The Minidoka dam was the first Reclamation Service project in Idaho, part of the Minidoka Project of dams, reservoirs and canals. Construction began in 1904 and by 1906 most of the dam's canals and laterals were finished. By 1909, Minidoka Dam's power plant, the first federal power plant in the northwest, was completed. By its completion, the total cost of the dam was $5.8 million, which exceeded estimates. The Minidoka project brought water into the southeastern areas of Idaho near the cities of Rupert and Burley. The project was successful, as what was once an uninhabited sagebrush desert is now bountiful farmland. The powerplant installation was significant as a precursor of much larger projects on the Columbia River, including Bonneville Dam.

A study examining the possibility of raising the crest of the dam by 5 ft was conducted from 2000 to 2009, but with costs ranging from $150 million to $205 million the project has not been pursued. A $50 million spillway repair project is expected to go ahead.

==Power plant==
The Minidoka Dam was initially designed and constructed without power generation facilities, but the Minidoka power plant was soon added in 1909-1910. It was designed to generate electricity for pumping operations to support irrigation on the south bank of the Snake River. While irrigation water could flow by gravity to the north bank, water for the south bank had to be raised to a higher elevation. Units 1-5 generated power using propeller-style units., but did not efficiently use the water volume passing through the dam.
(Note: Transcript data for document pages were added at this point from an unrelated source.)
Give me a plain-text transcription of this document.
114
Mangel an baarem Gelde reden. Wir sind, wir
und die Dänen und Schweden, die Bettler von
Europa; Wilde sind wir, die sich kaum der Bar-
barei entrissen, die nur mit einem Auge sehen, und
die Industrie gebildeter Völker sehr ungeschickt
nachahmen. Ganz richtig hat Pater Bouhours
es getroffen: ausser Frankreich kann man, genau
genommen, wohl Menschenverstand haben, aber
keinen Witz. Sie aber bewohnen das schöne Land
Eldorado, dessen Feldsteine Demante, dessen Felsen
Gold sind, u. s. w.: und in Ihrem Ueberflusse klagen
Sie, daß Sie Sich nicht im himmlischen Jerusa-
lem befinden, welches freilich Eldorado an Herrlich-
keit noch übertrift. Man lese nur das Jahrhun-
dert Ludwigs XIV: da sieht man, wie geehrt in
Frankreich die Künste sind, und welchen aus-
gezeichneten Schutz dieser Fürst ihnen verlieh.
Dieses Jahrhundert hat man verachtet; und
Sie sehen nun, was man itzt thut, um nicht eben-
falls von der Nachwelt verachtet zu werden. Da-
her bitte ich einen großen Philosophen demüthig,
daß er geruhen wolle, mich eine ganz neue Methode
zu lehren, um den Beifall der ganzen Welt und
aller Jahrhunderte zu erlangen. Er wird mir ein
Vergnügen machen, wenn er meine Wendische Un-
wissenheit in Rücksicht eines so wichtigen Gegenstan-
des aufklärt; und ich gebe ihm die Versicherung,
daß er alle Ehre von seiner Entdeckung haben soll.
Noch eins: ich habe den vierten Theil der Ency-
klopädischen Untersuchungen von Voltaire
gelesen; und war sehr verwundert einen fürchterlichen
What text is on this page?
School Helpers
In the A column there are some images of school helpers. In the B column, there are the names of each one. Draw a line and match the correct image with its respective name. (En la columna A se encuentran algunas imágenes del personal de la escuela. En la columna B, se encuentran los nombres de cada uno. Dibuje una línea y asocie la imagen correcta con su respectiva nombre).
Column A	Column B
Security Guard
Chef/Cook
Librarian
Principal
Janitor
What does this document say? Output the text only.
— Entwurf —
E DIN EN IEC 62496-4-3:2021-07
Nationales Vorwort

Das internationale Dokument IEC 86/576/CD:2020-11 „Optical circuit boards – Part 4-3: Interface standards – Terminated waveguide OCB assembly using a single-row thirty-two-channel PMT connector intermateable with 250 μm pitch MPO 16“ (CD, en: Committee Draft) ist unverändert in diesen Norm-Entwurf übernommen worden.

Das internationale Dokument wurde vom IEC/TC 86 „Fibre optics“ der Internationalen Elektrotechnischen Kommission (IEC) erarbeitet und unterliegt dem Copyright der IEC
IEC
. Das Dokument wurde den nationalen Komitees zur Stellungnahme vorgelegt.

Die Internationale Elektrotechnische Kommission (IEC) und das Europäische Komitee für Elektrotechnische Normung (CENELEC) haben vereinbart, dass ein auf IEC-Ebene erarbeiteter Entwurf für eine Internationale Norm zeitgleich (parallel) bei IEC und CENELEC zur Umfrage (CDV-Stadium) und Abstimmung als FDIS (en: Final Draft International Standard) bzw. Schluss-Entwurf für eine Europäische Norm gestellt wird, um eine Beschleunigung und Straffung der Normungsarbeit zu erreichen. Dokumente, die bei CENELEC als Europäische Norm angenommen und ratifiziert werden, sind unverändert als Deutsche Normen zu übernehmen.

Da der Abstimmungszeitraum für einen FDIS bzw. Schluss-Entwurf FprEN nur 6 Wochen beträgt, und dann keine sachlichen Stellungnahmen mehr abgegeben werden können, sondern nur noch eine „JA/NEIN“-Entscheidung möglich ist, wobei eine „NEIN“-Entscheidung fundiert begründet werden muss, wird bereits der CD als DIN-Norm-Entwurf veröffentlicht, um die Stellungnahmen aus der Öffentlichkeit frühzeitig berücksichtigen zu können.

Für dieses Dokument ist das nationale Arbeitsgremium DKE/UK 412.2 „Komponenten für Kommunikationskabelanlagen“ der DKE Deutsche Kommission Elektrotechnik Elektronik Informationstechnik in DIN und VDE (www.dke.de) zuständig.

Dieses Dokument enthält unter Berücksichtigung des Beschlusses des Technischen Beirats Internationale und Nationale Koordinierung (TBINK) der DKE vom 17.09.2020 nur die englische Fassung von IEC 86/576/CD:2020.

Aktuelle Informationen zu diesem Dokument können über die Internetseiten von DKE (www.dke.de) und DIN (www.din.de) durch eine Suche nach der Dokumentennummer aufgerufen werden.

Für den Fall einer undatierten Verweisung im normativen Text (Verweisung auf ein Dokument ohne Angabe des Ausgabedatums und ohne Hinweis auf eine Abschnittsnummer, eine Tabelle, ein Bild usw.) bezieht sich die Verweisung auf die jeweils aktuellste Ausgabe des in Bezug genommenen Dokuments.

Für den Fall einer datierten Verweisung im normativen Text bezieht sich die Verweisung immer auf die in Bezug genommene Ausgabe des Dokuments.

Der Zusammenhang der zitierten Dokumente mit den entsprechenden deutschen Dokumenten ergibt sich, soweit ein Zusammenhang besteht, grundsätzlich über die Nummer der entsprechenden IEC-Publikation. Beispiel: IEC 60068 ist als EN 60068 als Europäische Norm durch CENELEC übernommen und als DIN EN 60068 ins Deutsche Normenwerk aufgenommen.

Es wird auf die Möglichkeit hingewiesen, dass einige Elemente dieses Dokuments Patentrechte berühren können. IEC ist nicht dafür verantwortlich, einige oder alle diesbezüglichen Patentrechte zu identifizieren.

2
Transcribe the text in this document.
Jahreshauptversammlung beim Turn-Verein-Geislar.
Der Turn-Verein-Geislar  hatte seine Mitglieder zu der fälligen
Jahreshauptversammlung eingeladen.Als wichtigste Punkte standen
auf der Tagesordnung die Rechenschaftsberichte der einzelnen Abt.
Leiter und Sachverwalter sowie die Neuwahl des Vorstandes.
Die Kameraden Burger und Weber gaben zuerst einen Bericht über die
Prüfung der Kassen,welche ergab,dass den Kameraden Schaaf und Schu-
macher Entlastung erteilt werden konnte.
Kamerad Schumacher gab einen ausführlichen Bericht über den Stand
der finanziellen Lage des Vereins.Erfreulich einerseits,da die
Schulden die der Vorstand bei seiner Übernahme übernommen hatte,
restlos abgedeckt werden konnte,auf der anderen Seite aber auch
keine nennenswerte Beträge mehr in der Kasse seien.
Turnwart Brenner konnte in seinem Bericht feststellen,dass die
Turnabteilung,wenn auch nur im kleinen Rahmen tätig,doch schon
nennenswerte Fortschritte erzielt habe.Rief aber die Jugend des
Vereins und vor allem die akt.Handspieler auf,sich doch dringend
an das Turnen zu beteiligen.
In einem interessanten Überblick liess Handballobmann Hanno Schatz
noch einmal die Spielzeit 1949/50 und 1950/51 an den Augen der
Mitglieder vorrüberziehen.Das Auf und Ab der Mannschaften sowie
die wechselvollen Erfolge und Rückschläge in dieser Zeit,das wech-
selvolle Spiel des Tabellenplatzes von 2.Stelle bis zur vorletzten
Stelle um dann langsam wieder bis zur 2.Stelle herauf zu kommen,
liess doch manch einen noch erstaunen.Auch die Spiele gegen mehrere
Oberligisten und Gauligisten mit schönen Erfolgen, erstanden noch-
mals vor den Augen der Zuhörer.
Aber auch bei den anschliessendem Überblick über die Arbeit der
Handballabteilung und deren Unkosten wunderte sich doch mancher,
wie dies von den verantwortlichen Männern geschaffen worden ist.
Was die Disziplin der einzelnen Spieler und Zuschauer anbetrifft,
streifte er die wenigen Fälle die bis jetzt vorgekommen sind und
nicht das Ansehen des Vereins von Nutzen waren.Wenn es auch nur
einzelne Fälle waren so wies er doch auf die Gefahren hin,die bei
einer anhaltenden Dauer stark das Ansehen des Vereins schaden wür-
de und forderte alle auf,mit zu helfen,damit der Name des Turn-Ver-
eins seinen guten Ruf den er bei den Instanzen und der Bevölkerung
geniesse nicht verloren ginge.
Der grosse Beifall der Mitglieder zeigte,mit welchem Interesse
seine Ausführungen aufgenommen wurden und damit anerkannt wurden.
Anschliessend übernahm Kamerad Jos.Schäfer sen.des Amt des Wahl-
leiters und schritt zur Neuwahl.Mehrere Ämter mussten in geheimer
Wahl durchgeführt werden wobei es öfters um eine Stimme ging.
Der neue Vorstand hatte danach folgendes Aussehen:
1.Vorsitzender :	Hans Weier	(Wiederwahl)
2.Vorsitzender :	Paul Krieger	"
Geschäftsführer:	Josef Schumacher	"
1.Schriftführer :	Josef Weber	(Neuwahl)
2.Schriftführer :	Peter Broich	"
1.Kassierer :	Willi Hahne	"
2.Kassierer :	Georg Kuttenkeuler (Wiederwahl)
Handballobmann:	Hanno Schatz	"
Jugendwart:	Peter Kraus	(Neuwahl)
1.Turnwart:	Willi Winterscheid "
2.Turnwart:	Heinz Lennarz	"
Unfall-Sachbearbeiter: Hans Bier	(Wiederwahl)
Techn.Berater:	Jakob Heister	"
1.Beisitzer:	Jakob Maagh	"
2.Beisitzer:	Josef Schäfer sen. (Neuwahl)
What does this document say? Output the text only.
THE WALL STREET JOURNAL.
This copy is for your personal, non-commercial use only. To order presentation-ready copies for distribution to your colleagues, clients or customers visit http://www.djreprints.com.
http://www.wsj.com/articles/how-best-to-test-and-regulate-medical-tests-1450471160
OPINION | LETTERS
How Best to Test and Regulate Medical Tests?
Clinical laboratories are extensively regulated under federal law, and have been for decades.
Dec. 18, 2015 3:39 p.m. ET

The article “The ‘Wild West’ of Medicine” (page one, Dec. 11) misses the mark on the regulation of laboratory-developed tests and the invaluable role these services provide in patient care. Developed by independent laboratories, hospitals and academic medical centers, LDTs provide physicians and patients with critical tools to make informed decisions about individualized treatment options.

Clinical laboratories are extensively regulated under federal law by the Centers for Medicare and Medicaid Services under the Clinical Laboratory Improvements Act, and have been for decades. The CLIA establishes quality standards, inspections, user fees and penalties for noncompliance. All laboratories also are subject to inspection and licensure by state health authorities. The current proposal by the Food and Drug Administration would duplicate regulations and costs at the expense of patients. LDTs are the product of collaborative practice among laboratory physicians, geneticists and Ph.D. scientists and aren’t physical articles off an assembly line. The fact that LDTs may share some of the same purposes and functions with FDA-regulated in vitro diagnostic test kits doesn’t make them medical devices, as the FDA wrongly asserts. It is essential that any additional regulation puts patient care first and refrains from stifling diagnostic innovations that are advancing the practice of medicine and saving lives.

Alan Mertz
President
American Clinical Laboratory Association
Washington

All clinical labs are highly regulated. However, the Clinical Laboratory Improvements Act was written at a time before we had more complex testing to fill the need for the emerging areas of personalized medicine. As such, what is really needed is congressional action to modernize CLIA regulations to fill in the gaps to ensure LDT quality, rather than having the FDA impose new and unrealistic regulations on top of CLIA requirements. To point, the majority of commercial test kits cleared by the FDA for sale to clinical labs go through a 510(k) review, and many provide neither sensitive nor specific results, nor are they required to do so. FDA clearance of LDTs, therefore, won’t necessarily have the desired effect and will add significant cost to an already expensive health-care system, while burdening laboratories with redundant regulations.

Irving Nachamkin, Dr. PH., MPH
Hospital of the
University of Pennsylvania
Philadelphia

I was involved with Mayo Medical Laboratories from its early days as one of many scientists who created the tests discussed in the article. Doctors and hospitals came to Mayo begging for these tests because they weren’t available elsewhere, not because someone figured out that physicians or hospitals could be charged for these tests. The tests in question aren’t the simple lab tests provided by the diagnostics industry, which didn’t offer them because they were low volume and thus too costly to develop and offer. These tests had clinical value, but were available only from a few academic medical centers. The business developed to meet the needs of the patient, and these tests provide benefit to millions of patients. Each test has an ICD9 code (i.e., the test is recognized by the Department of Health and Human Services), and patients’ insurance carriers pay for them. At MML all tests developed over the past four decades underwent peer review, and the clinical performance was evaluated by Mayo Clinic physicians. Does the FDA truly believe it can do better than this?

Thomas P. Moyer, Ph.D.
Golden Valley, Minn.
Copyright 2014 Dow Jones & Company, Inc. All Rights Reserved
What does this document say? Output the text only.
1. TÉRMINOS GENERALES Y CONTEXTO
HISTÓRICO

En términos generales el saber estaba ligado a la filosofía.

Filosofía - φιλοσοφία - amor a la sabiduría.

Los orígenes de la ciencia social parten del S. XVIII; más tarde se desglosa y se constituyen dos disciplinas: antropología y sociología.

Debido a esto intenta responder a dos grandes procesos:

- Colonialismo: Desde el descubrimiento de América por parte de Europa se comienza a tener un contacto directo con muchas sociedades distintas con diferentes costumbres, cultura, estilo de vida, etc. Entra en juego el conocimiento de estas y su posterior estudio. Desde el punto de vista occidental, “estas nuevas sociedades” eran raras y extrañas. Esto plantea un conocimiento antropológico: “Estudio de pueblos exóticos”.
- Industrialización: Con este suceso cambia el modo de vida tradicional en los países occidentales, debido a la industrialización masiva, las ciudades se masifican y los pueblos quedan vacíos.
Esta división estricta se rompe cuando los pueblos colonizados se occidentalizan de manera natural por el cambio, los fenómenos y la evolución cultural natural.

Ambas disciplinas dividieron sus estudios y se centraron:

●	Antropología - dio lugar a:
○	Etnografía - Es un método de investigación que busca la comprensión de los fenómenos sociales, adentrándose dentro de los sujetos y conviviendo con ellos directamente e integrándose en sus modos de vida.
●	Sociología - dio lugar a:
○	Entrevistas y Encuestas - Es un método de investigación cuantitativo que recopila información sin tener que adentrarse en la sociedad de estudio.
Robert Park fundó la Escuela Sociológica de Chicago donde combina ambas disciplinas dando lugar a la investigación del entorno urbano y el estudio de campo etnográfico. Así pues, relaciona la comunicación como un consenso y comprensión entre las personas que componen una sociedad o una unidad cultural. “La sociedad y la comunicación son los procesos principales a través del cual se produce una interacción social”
Unit 6, a 3MW unit with a Francis turbine, was added in 1927, with the 5.5 MW Unit 7 added in 1942. Units 1 - 5 were retired in 1995, before the construction of the Allen E. Inman Powerplant in 1997. The new plant houses Unit 8 and 9, each with a 10MW Kaplan horizontal unit. The original plant housing Units 1 -5 has been preserved and is listed on the National Register of Historic Places.

Excess power from the original powerplant was sold to local farmers, making the Minidoka area one of the first rural areas to have an electric power distribution system.

==Statistics==
- Provides supplemental water supply to more than 1 million acres (4000 km²) of land.
- The reservoir has a storage capacity of 210,000 acre.ft.
- The reservoir, Lake Walcott, is named after a Bureau of Reclamation engineer.
- The reservoir extends 26 miles (42 km) up the Snake River and has a shoreline of 80 miles (130 km).